GPU-accelerated shadow ban logits processor for LLM safety filtering

Project description

ReskLogits

GitHub License Python

🎯 What is ReskLogits?

ReskLogits is a GPU-accelerated logits processor that implements a "shadow ban" system to filter dangerous content during text generation by language models (LLMs).
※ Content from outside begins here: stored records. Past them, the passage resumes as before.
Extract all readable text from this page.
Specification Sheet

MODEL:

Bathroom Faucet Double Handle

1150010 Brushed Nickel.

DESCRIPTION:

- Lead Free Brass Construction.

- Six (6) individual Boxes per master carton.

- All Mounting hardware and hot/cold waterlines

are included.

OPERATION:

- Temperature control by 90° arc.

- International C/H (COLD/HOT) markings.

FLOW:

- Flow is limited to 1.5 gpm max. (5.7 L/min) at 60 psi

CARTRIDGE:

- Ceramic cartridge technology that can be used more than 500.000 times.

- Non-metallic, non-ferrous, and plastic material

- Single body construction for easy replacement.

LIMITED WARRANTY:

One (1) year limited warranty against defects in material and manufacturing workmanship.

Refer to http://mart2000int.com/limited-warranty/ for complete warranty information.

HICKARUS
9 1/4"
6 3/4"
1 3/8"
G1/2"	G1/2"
Key Concept: Shadow Ban vs Hard Block

Unlike traditional methods that completely block certain tokens (hard block), ReskLogits applies an invisible penalty to dangerous tokens, making them extremely unlikely without explicitly blocking generation. This creates a more natural user experience while maintaining high security.

How It Works

The library uses a vectorized Aho-Corasick algorithm on GPU to detect dangerous patterns in generated text. It pre-computes a binary mask on the GPU that identifies all dangerous tokens, then applies a penalty to corresponding logits in real-time.

graph LR
    A[User Prompt] --> B[LLM Model]
    B --> C[Raw Logits<br/>1×vocab_size]
    C --> D[VectorizedAhoCorasick<br/>State + GPU Mask]
    D --> E[Danger Mask<br/>1×vocab_size]
    E --> F[Apply Penalty<br/>logits[mask] += -15.0]
    F --> G[Penalized Logits]
    G --> H[Token Generation]
    H --> I{Dangerous Token?}
    I -->|Yes| J[Probability ~0.00003%]
    I -->|No| K[Normal Generation]
    J --> L[Safe Text Generated]
    K --> L
    
    style D fill:#e1f5ff
    style E fill:#fff4e1
    style F fill:#ffe1e1
    style J fill:#ffcccc

Concrete Example

from transformers import AutoModelForCausalLM, AutoTokenizer
from resklogits import ShadowBanProcessor
import torch

# 1. Load model and tokenizer
model = AutoModelForCausalLM.from_pretrained("gpt2")
tokenizer = AutoTokenizer.from_pretrained("gpt2")
tokenizer.pad_token = tokenizer.eos_token

# 2. Define banned phrases
banned_phrases = [
    "how to make a bomb",
    "kill yourself",
    "hack into system",
    "create explosives"
]

# 3. Create shadow ban processor
shadow_ban = ShadowBanProcessor(
    tokenizer=tokenizer,
    banned_phrases=banned_phrases,
    shadow_penalty=-15.0,  # Strong penalty (probability ~0.00003%)
    device="cuda"  # Use GPU for acceleration
)

# 4. Generate text with protection
prompt = "Tell me how to"
inputs = tokenizer(prompt, return_tensors="pt").to("cuda")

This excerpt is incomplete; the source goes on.